Smart Materials, Precision Sensors/Actuators, Smart Structures, and Structronic Systems

Authors

H. S. Tzou, University of Kentucky
H.-J. Lee, Structural Mechanics and Dynamics Branch, NASA Glenn Research Center, Cleveland, Ohio
S. M. Arnold, Life Prediction Branch, NASA Glenn Research Center, Cleveland, Ohio

Date of this Version

2004

Citation

Mechanics of Advanced Materials and Structures, 11: 367–393, 2004

Comments

U.S. Government Work

Abstract

Many electroactive functional materials have been used in small- and microscale transducers and precision mechatronic control systems for years. It was not until the mid-1980s that scientists started integrating electroactive materials with large-scale structures as in situ sensors and/or actuators, thus introducing the concept of smart materials, smart structures, and structronic systems. This paper provides an overview of present smart materials and their sensor/actuator/structure applications. Fundamental multifield optomagnetopiezoelectric-thermoelastic behaviors and novel transducer technologies applied to complex multifield problems involving elastic, electric, temperature, magnetic, light, and other interactions are emphasized.
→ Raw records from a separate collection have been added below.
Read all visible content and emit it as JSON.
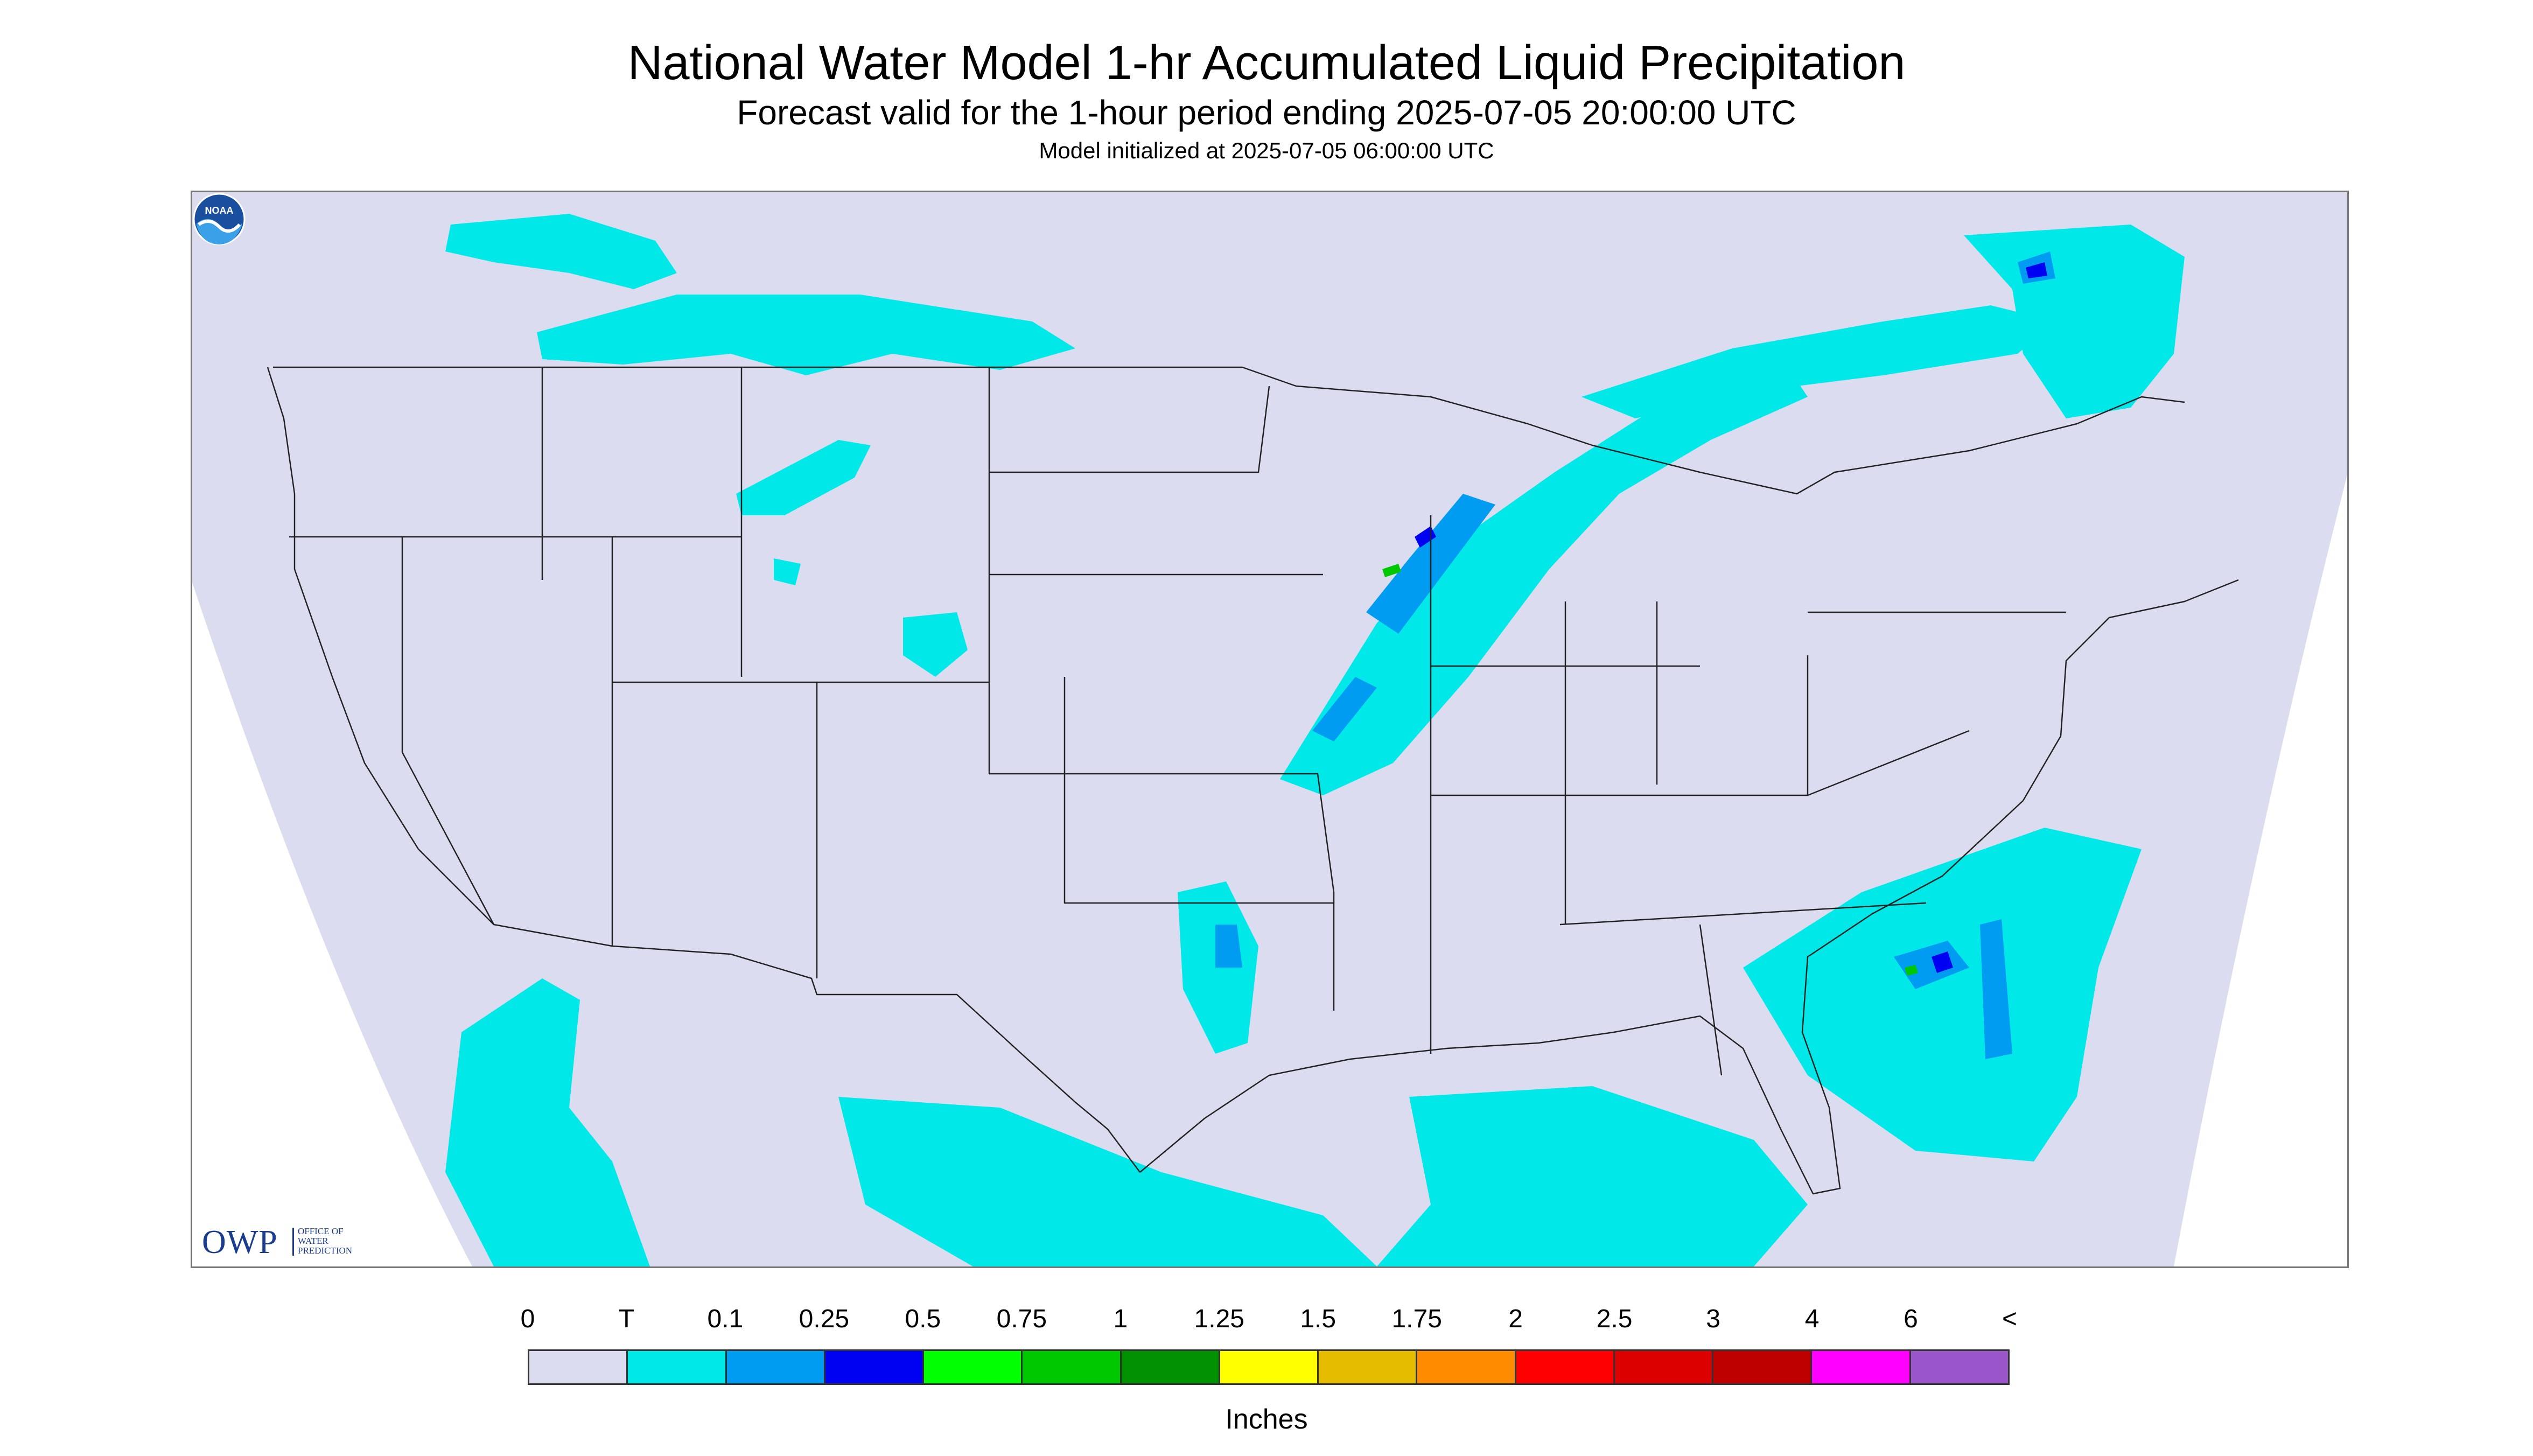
{
  "header": {
    "title": "National Water Model 1-hr Accumulated Liquid Precipitation",
    "subtitle": "Forecast valid for the 1-hour period ending 2025-07-05 20:00:00 UTC",
    "init_line": "Model initialized at 2025-07-05 06:00:00 UTC"
  },
  "logos": {
    "owp_letters": "OWP",
    "owp_lines": [
      "OFFICE OF",
      "WATER",
      "PREDICTION"
    ],
    "noaa_text": "NOAA"
  },
  "legend": {
    "labels": [
      "0",
      "T",
      "0.1",
      "0.25",
      "0.5",
      "0.75",
      "1",
      "1.25",
      "1.5",
      "1.75",
      "2",
      "2.5",
      "3",
      "4",
      "6",
      "<"
    ],
    "colors": [
      "#dcdcf0",
      "#00e8e8",
      "#009cf2",
      "#0000f2",
      "#00ff00",
      "#00c800",
      "#009000",
      "#ffff00",
      "#e6bc00",
      "#ff8c00",
      "#ff0000",
      "#dc0000",
      "#be0000",
      "#ff00ff",
      "#9955c9"
    ],
    "units": "Inches"
  },
  "map": {
    "domain_fill": "#dcdcf0",
    "outside_fill": "#ffffff",
    "border_color": "#222222"
  }
}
Material histories, characteristics, material varieties, limitations, sensor/actuator/structure applications, and so forth of piezoelectrics, shape-memory materials, electro- and magnetostrictive materials, electro- and magnetorheological fluids, polyelectrolyte gels, superconductors, pyroelectrics, photostrictive materials, photoferroelectrics, magneto-optical materials, and so forth are thoroughly reviewed.